You keep overwriting your variables, and I wouldn't recommend masking a built-in (list).
infileData = infile.read()
line = infileData
#for line in infile:
list = line.split(',')
list = line.strip("\n")
should be:
infileData = list(map(int, infile.read().strip().split()))
This reads the file contents into a string, strips off the leading and trailing whitespace, splits it up into a list separated by whitespace, maps each element as an int, and creates a list out of that.
Or:
stringData = infile.read()
stringData = stringData.strip()
stringData = stringData.split()
infileData = []
for item in stringData:
infileData.append(int(item))
Storing each element as an integer lets you easily do calculations on it, such as if item > 65 or exceed = item - 65. When you want to treat them as strings, such as for printing, cast them as such with str():
print("The index is", str(infileData[n]) + ".")

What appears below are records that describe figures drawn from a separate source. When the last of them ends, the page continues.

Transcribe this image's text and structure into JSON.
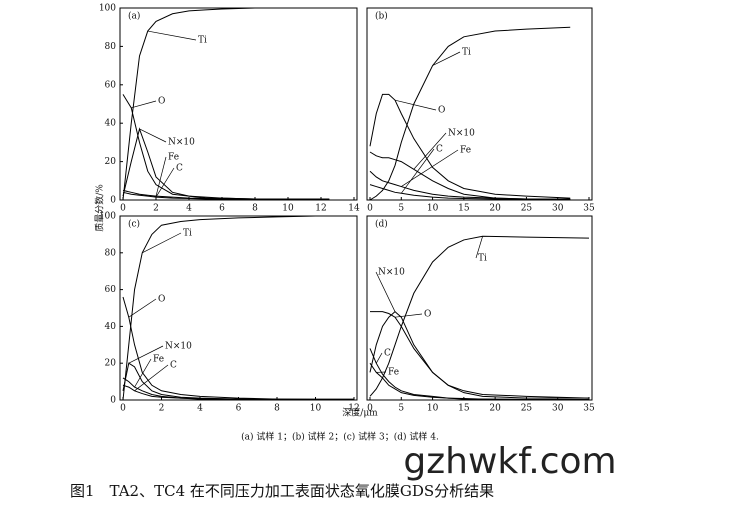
{
  "figure": {
    "y_label": "质量分数/%",
    "x_label": "深度/μm",
    "caption": "(a) 试样 1；(b) 试样 2；(c) 试样 3；(d) 试样 4.",
    "watermark": "gzhwkf.com",
    "title": "图1　TA2、TC4 在不同压力加工表面状态氧化膜GDS分析结果"
  },
  "chart_data": [
    {
      "type": "line",
      "panel_label": "(a)",
      "x": [
        0,
        0.5,
        1,
        1.5,
        2,
        3,
        4,
        5,
        6,
        8,
        10,
        12.5
      ],
      "xlim": [
        0,
        14
      ],
      "ylim": [
        0,
        100
      ],
      "xticks": [
        0,
        2,
        4,
        6,
        8,
        10,
        12,
        14
      ],
      "yticks": [
        0,
        20,
        40,
        60,
        80,
        100
      ],
      "series": [
        {
          "name": "Ti",
          "color": "#000",
          "values": [
            0,
            40,
            75,
            88,
            93,
            97,
            98.5,
            99,
            99.5,
            100,
            100,
            100
          ]
        },
        {
          "name": "O",
          "color": "#000",
          "values": [
            55,
            48,
            30,
            15,
            8,
            3,
            2,
            1.5,
            1,
            0.5,
            0.5,
            0.5
          ]
        },
        {
          "name": "N×10",
          "color": "#000",
          "values": [
            2,
            20,
            37,
            25,
            12,
            4,
            2,
            1,
            1,
            0.5,
            0.5,
            0.5
          ]
        },
        {
          "name": "Fe",
          "color": "#000",
          "values": [
            5,
            4,
            3,
            2.5,
            2,
            1.5,
            1,
            0.8,
            0.5,
            0.3,
            0.2,
            0.2
          ]
        },
        {
          "name": "C",
          "color": "#000",
          "values": [
            4,
            3,
            2.5,
            2,
            1.5,
            1,
            0.8,
            0.5,
            0.5,
            0.3,
            0.2,
            0.2
          ]
        }
      ]
    },
    {
      "type": "line",
      "panel_label": "(b)",
      "x": [
        0,
        1,
        2,
        3,
        4,
        5,
        7,
        10,
        12.5,
        15,
        20,
        25,
        32
      ],
      "xlim": [
        0,
        35
      ],
      "ylim": [
        0,
        100
      ],
      "xticks": [
        0,
        5,
        10,
        15,
        20,
        25,
        30,
        35
      ],
      "series": [
        {
          "name": "Ti",
          "color": "#000",
          "values": [
            0,
            2,
            5,
            10,
            18,
            30,
            50,
            70,
            80,
            85,
            88,
            89,
            90
          ]
        },
        {
          "name": "O",
          "color": "#000",
          "values": [
            28,
            45,
            55,
            55,
            52,
            45,
            32,
            17,
            10,
            6,
            3,
            2,
            1
          ]
        },
        {
          "name": "N×10",
          "color": "#000",
          "values": [
            25,
            23,
            22,
            22,
            21,
            20,
            16,
            10,
            6,
            3,
            1,
            0.5,
            0.5
          ]
        },
        {
          "name": "C",
          "color": "#000",
          "values": [
            8,
            7,
            6,
            5,
            4,
            3.5,
            2.5,
            1.5,
            1,
            0.8,
            0.5,
            0.3,
            0.3
          ]
        },
        {
          "name": "Fe",
          "color": "#000",
          "values": [
            15,
            12,
            10,
            9,
            8,
            7,
            5,
            3,
            2,
            1.5,
            1,
            0.5,
            0.5
          ]
        }
      ]
    },
    {
      "type": "line",
      "panel_label": "(c)",
      "x": [
        0,
        0.3,
        0.6,
        1,
        1.5,
        2,
        3,
        4,
        6,
        8,
        10,
        12
      ],
      "xlim": [
        0,
        12
      ],
      "ylim": [
        0,
        100
      ],
      "xticks": [
        0,
        2,
        4,
        6,
        8,
        10,
        12
      ],
      "yticks": [
        0,
        20,
        40,
        60,
        80,
        100
      ],
      "series": [
        {
          "name": "Ti",
          "color": "#000",
          "values": [
            0,
            30,
            60,
            80,
            90,
            95,
            97,
            98,
            99,
            99.5,
            100,
            100
          ]
        },
        {
          "name": "O",
          "color": "#000",
          "values": [
            56,
            45,
            30,
            15,
            8,
            5,
            3,
            2,
            1,
            0.5,
            0.5,
            0.5
          ]
        },
        {
          "name": "N×10",
          "color": "#000",
          "values": [
            5,
            20,
            18,
            10,
            5,
            3,
            1.5,
            1,
            0.5,
            0.5,
            0.3,
            0.3
          ]
        },
        {
          "name": "Fe",
          "color": "#000",
          "values": [
            12,
            10,
            7,
            5,
            3,
            2,
            1,
            0.8,
            0.5,
            0.3,
            0.2,
            0.2
          ]
        },
        {
          "name": "C",
          "color": "#000",
          "values": [
            8,
            7,
            5,
            3.5,
            2,
            1.5,
            1,
            0.5,
            0.3,
            0.2,
            0.2,
            0.2
          ]
        }
      ]
    },
    {
      "type": "line",
      "panel_label": "(d)",
      "x": [
        0,
        1,
        2,
        3,
        4,
        5,
        7,
        10,
        12.5,
        15,
        18,
        25,
        35
      ],
      "xlim": [
        0,
        35
      ],
      "ylim": [
        0,
        100
      ],
      "xticks": [
        0,
        5,
        10,
        15,
        20,
        25,
        30,
        35
      ],
      "series": [
        {
          "name": "Ti",
          "color": "#000",
          "values": [
            2,
            6,
            12,
            20,
            30,
            40,
            58,
            75,
            83,
            87,
            89,
            88.5,
            88
          ]
        },
        {
          "name": "N×10",
          "color": "#000",
          "values": [
            15,
            30,
            40,
            45,
            48,
            45,
            30,
            15,
            8,
            4,
            2,
            1,
            1
          ]
        },
        {
          "name": "O",
          "color": "#000",
          "values": [
            48,
            48,
            48,
            47,
            45,
            40,
            28,
            15,
            8,
            5,
            3,
            2,
            1
          ]
        },
        {
          "name": "C",
          "color": "#000",
          "values": [
            28,
            20,
            14,
            10,
            7,
            5,
            3,
            2,
            1,
            0.8,
            0.5,
            0.3,
            0.3
          ]
        },
        {
          "name": "Fe",
          "color": "#000",
          "values": [
            20,
            15,
            12,
            8,
            6,
            4,
            2.5,
            1.5,
            1,
            0.5,
            0.5,
            0.3,
            0.3
          ]
        }
      ]
    }
  ]
}
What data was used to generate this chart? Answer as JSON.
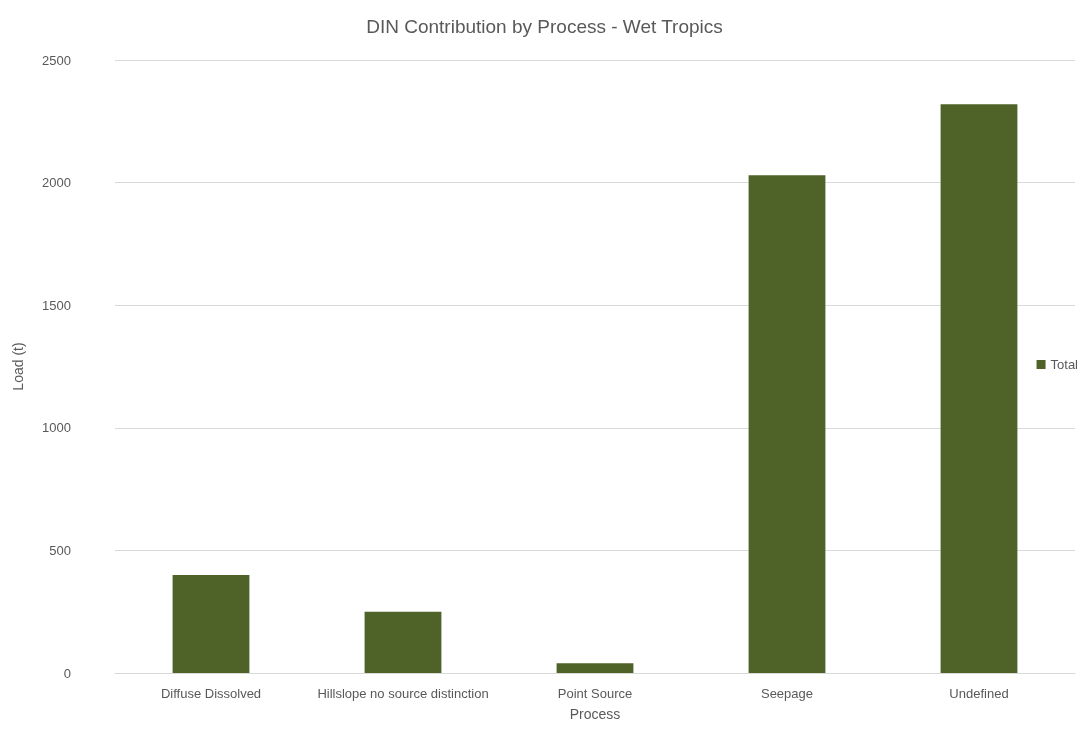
{
  "chart_data": {
    "type": "bar",
    "title": "DIN Contribution by Process - Wet Tropics",
    "xlabel": "Process",
    "ylabel": "Load (t)",
    "categories": [
      "Diffuse Dissolved",
      "Hillslope no source distinction",
      "Point Source",
      "Seepage",
      "Undefined"
    ],
    "series": [
      {
        "name": "Total",
        "color": "#4f6228",
        "values": [
          400,
          250,
          40,
          2030,
          2320
        ]
      }
    ],
    "ylim": [
      0,
      2500
    ],
    "yticks": [
      0,
      500,
      1000,
      1500,
      2000,
      2500
    ],
    "grid": "y",
    "legend": "right"
  }
}
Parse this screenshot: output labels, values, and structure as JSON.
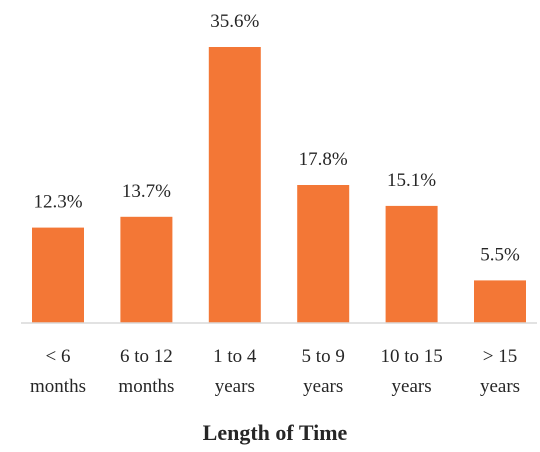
{
  "chart_data": {
    "type": "bar",
    "categories": [
      [
        "< 6",
        "months"
      ],
      [
        "6 to 12",
        "months"
      ],
      [
        "1 to 4",
        "years"
      ],
      [
        "5 to 9",
        "years"
      ],
      [
        "10 to 15",
        "years"
      ],
      [
        "> 15",
        "years"
      ]
    ],
    "values": [
      12.3,
      13.7,
      35.6,
      17.8,
      15.1,
      5.5
    ],
    "value_labels": [
      "12.3%",
      "13.7%",
      "35.6%",
      "17.8%",
      "15.1%",
      "5.5%"
    ],
    "title": "",
    "xlabel": "Length of Time",
    "ylabel": "",
    "ylim": [
      0,
      35.6
    ],
    "grid": false,
    "legend": "none",
    "colors": {
      "bar": "#F37736",
      "axis": "#D9D9D9",
      "text": "#262626"
    }
  }
}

Just to be clear, it looks like your data is space-separated not comma separated. So when you call,
list = line.split(',')
the list looks like this,
['88 90 94 98 100 110 120 75 77 80 86 94 103 113 80 83 85 94 111 111 121 68 71 76 85 96 122 125 77 84 91 102 105 112 119 81 85 90 96 102 109 134']
So therefore, when you access list[0], you will get '8' not '88', or when you access list[2] you will get ' ', not '94'
list = line.split() # this is what you should call (space-separated)
Again this answer is based on how your data is presented.